An interesting article at The Conversation concludes that:
perhaps it’s time for the pen to say it’s farewells for regular use in the classroom, replaced by the smartphone and relegated to ‘writing time’, just like we used to have “computer time” back when I was a kid.
I agree that, in classes where all the students and teachers have both a smartphone and affordable bandwidth always available, smartphones may do much more to improve learning than it usually happens in such classes. Let’s just not forget that such classes are much less common than we may think, even in so-called “first-world countries”.
Apart from that, there is one paragraph in that article that deserves attention:
“I found myself totally floored the first time that a student submitted an assignment via the online Learning Management System in front of me, and when I suggested that they print the confirmation page, they instead took out their phone and took a photo of the screen!”
Because those students may have just been resourceful idiots. And There’s Nothing More Dangerous Than A Resourceful Idiot (Dilbert).
The way that teacher found himself is nothing, compared to how those geniuses will feel when (not if, when) some day in the future they will discover that, for example:
- they can’t find some document they need among thousands of pictures taken over the years, without ever bothering to file at least the most important ones separately, with a meaningful name and/or other usable “metadata”
- they can’t efficiently extract text from them (probably not relevant in THAT specific case, yes, but vital in others)

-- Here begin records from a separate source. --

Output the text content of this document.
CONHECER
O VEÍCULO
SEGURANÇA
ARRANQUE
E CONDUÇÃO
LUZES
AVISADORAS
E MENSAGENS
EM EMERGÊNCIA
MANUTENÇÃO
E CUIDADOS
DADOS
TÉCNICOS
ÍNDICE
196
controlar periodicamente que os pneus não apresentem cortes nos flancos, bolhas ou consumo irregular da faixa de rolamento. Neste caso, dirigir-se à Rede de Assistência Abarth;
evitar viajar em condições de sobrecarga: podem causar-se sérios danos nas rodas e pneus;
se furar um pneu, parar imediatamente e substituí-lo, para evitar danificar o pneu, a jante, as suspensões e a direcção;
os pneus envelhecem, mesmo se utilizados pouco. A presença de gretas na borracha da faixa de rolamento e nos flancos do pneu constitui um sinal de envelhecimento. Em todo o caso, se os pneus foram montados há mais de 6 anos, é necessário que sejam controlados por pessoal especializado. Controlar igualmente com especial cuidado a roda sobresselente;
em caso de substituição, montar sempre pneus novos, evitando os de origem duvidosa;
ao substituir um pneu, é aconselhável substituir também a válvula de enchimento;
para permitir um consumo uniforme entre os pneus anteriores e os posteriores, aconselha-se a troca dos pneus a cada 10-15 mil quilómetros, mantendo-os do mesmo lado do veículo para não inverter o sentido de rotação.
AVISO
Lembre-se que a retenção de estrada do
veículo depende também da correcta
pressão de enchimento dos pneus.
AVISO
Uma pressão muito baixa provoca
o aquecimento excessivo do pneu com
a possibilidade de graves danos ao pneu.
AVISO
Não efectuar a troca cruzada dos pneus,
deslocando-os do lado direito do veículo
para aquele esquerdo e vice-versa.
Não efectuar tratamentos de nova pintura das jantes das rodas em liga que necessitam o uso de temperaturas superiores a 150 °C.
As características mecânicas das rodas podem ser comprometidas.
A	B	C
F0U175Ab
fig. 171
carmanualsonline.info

- in and by itself, any photo like that is worth absolutely nothing, as proof that something happened. It is trivial to write a web page that looks EXACTLY (URL in the browser address bar included) like a real confirmation, on the school website, that you passed the test, and then photograph it
- they don’t have the file anymore, because they “just use the cloud, you know” but were never touched by abstruse concepts like cloud companies going out of business, redundant backups, data ownership…
- etc etc…
It is probably true that the most innovative uses of new technology are much more likely to come from very young people. It is certain that very young people learn how to LOOK proficient with new technology much quicker than older people.
But assuming that, by and large, “digital natives” actually understand what they are doing with ICT just because they are digital natives would be really naive. Ditto for using the default digital habits of mainstream digital natives as THE reference best practice for reforming education.